Как потом выяснилось, молодая женщина разболтала своим подругам, конечно под большим секретом, о таинственном докторе, и несколько дней спустя местный милиционер подошел к Акбар-беку на базаре и сказал:
– Начальник послал меня проверить твое жилье; говорят, какой-то русский прячется у тебя.
– Ты городишь вздор, – спокойно ответил Акбар. – В доме только четыре женщины и две маленькие девочки, и, как мусульманин, ты не можешь войти туда.
– Хорошо, – сказал милиционер, – я верю тебе, ты старый и уважаемый человек. Дай мне сто рублей, и я скажу начальнику, что у тебя в доме никого нет.
Конечно, Акбар дал ему сто рублей.
После этого инцидента Акбар посоветовал мне не показываться в той комнате в течение дня, и я перебрался в другой конец двора в полуподвал, где держали сено. Там не было окон, а вместо дверей была большая дыра в стене, закрытая со двора куском войлока. Внутри было тепло, но через щели старой стены пробивался только один маленький лучик света, и приходилось присматриваться, чтобы что-нибудь различить в полумраке. Чтение стало невозможным.
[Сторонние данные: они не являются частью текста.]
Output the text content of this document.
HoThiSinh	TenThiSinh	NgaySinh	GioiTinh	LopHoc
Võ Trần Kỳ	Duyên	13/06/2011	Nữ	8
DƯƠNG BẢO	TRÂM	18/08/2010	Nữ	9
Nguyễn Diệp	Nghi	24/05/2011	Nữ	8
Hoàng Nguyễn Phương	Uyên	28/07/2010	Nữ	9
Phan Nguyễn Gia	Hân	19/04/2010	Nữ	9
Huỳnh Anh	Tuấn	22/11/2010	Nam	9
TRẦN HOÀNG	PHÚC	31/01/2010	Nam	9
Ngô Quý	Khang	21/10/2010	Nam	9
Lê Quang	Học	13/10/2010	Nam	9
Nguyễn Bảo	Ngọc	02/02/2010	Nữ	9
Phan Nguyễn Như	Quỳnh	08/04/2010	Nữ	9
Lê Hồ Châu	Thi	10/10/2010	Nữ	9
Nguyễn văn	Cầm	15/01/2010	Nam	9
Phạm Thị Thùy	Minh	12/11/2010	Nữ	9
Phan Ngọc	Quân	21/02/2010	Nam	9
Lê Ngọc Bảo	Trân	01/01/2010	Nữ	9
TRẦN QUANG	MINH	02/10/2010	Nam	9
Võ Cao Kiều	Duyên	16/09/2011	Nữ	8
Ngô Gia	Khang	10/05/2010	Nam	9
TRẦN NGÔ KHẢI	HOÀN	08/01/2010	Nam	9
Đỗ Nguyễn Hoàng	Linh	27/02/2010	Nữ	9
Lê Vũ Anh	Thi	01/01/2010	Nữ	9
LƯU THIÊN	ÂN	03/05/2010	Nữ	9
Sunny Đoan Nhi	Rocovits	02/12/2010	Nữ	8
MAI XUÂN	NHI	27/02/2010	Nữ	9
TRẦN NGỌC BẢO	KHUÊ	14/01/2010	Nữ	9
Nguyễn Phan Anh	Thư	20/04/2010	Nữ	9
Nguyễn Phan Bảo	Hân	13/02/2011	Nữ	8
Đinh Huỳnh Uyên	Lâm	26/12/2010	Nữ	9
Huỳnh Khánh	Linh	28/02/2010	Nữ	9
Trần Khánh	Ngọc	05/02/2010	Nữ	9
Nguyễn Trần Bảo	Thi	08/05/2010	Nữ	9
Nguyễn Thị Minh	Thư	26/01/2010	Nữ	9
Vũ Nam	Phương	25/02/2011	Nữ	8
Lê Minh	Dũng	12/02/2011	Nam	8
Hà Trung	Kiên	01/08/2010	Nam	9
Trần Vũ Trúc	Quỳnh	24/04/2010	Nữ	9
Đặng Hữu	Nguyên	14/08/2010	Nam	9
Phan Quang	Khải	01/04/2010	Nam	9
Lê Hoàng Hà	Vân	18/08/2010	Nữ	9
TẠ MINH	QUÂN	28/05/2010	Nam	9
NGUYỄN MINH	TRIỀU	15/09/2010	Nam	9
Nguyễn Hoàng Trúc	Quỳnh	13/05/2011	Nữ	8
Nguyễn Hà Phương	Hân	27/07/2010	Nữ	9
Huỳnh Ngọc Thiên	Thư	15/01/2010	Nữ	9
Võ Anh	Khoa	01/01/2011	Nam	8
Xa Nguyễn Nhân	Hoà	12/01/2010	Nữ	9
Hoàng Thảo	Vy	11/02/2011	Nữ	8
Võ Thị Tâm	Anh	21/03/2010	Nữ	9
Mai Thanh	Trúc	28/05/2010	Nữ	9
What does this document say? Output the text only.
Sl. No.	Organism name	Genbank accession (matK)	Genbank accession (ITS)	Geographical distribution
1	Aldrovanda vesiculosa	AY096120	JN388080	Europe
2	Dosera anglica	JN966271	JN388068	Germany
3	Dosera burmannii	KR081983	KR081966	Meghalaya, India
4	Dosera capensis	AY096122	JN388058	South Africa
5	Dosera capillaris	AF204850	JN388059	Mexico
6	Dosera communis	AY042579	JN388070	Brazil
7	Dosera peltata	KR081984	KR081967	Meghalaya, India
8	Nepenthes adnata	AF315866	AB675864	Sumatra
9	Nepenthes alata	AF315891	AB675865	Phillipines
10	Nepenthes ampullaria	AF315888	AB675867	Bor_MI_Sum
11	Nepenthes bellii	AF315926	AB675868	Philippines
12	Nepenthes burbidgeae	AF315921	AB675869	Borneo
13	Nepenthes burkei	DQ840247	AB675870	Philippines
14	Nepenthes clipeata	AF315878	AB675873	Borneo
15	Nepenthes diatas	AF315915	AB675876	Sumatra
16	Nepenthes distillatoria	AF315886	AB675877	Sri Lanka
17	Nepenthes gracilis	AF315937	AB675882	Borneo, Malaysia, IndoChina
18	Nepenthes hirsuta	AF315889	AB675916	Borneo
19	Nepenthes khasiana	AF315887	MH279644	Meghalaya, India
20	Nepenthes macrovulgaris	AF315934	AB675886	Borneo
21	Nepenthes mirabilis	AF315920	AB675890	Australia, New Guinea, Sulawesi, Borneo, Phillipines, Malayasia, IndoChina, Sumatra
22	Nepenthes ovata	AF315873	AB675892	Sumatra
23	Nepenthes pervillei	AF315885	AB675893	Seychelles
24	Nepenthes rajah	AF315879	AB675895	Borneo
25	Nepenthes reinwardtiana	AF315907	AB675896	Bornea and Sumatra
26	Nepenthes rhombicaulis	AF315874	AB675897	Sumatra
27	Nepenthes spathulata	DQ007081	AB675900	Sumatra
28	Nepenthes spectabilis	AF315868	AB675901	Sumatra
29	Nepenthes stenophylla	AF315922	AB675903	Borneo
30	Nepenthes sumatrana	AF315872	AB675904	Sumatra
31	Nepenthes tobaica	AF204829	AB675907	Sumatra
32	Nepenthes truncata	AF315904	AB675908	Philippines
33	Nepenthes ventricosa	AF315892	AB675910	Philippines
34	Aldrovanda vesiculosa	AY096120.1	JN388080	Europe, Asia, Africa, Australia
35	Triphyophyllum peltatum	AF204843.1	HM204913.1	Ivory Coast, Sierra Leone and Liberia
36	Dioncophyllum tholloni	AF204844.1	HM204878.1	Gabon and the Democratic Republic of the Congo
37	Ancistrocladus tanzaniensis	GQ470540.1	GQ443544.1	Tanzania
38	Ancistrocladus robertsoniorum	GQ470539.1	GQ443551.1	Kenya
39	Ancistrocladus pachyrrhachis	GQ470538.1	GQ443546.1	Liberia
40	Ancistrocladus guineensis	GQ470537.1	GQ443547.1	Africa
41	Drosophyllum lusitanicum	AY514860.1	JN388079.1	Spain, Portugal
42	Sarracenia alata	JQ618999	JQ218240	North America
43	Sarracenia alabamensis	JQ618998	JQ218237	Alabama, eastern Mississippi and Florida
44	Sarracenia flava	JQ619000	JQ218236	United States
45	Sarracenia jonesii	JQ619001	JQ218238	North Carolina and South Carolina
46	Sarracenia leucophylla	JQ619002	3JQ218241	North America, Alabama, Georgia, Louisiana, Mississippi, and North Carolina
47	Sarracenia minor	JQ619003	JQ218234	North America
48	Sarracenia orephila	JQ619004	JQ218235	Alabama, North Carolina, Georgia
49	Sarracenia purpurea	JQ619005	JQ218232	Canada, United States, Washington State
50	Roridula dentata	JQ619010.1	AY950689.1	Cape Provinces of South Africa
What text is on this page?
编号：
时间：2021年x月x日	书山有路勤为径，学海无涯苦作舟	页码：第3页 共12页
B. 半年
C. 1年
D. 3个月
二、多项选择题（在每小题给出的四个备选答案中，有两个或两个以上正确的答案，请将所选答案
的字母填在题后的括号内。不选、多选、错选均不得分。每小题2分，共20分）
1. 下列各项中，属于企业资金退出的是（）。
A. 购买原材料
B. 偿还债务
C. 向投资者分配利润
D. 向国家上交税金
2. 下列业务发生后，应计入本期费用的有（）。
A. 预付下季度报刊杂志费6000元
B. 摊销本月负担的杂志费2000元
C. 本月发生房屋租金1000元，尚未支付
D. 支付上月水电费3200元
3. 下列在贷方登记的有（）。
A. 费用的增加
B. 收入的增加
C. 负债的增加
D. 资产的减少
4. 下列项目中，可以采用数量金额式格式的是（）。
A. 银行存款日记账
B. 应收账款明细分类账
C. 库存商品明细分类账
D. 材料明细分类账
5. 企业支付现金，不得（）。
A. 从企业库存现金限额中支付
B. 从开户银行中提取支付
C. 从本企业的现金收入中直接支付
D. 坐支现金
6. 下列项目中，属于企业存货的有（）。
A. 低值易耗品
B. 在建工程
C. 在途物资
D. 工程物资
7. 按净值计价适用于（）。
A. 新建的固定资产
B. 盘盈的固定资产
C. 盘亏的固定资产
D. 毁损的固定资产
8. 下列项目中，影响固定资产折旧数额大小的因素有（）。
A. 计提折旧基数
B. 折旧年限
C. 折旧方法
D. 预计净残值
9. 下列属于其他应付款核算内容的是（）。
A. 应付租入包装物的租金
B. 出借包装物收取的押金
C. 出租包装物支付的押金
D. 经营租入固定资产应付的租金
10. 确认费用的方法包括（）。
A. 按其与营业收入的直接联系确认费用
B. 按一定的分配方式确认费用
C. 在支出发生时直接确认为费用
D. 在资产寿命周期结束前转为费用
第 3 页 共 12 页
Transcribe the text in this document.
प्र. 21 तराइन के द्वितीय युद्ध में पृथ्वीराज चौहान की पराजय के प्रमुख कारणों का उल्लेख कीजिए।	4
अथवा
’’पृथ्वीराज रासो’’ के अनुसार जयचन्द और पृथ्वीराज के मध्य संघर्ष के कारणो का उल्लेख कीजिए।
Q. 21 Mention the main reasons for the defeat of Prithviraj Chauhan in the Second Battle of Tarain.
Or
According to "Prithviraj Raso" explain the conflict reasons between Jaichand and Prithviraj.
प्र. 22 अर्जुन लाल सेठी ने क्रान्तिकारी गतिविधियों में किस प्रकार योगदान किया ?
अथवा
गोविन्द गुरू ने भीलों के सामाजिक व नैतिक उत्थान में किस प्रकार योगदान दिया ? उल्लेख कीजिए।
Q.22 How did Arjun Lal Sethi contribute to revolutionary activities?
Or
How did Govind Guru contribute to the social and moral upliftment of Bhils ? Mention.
В этом полуподвале я провел много долгих дней и ночей. Только во время обеда и около часа после него я мог находиться в своей прежней комнате среди семьи Акбара, слушая их рассказы. Остальное время я сидел или лежал в моей берлоге.
Тоскливые дни тянулись своей чередой. Было физически невыносимо находиться в таком ужасном бездействии и без дневного света. Убивая время, я перебирал в своей памяти мою прошлую жизнь и работу в Туркестане и предавался философским размышлениям. Меня чрезвычайно интересовала теория Эйнштейна, которая, по моему мнению, замечательно соотносилась a priori[32] c выводами русских метафизических философов, таких как Аксенов, Успенский и другие, о природе времени.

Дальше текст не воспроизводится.